Gautama the Buddha was perhaps the greatest of Emanationists. He stated unequivocally that once the last stage of cosmic manifestation (the myriad of earthly nature) is truthfully envisioned as the first stage of spiritual transcendence, the rest of the stages retracing Original Nature can be progressively reverted to quite rapidly – in truth, paradoxically, “all at once.” Essentially, Gautama realized that mankind’s original garden or paradise, eternal and immortal Nirvana, was never actually lost. Buddhist Nikayas (earliest of Buddhist texts, written in the Pali language) repeatedly proclaim that for many of Gautama’s personal devotees, the process of consciously reclaiming the Sixth or Seventh Stage of Immanent Transcendence had occurred within a week. Perhaps this was due to Gautama’s miraculously awakening Grace or to the nature of his culture and era. Perhaps proclamations of rapid mass enlightenment were simply due to the mythical and fantastical nature of the Buddha-stories found in the Nikayas.
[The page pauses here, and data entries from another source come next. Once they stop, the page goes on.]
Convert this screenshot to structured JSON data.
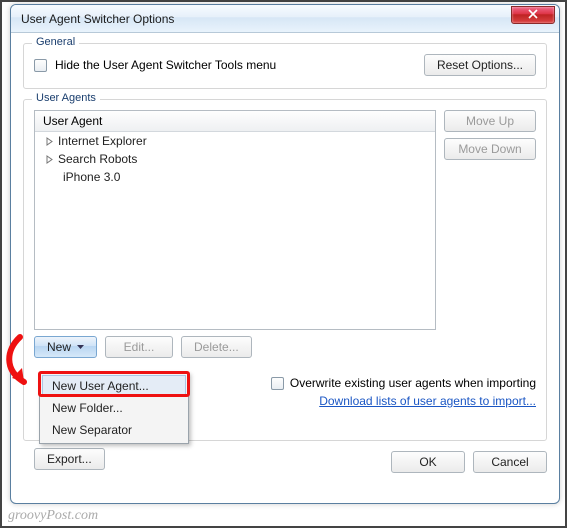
{
  "window": {
    "title": "User Agent Switcher Options"
  },
  "general": {
    "legend": "General",
    "hide_checkbox_checked": false,
    "hide_label": "Hide the User Agent Switcher Tools menu",
    "reset_button": "Reset Options..."
  },
  "user_agents": {
    "legend": "User Agents",
    "column_header": "User Agent",
    "items": [
      {
        "label": "Internet Explorer",
        "expandable": true
      },
      {
        "label": "Search Robots",
        "expandable": true
      },
      {
        "label": "iPhone 3.0",
        "expandable": false
      }
    ],
    "move_up": "Move Up",
    "move_down": "Move Down",
    "new_button": "New",
    "edit_button": "Edit...",
    "delete_button": "Delete...",
    "export_button": "Export...",
    "overwrite_checkbox_checked": false,
    "overwrite_label": "Overwrite existing user agents when importing",
    "download_link": "Download lists of user agents to import..."
  },
  "dropdown": {
    "items": [
      "New User Agent...",
      "New Folder...",
      "New Separator"
    ]
  },
  "buttons": {
    "ok": "OK",
    "cancel": "Cancel"
  },
  "watermark": "groovyPost.com"
}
Statements by modern spiritual adepts indicate that three years is as quick as such integral evolution may happen in a sustainable way; and that timeframe appears rare indeed. It cannot be overly emphasized that any such realization within one’s lifetime requires surrendering one’s self (mindfully, not mindlessly) to the cultural and communal agencies of Ecstatic Bliss that most resemble the Questor’s True Heart. Those agencies often do not appear as Questors may have imagined early in their Quests. They do, however, often appear in human form, which is how come the twenty-two Triumphs portray the Principles of Immortality through spiritually dignified, transpersonal men and women.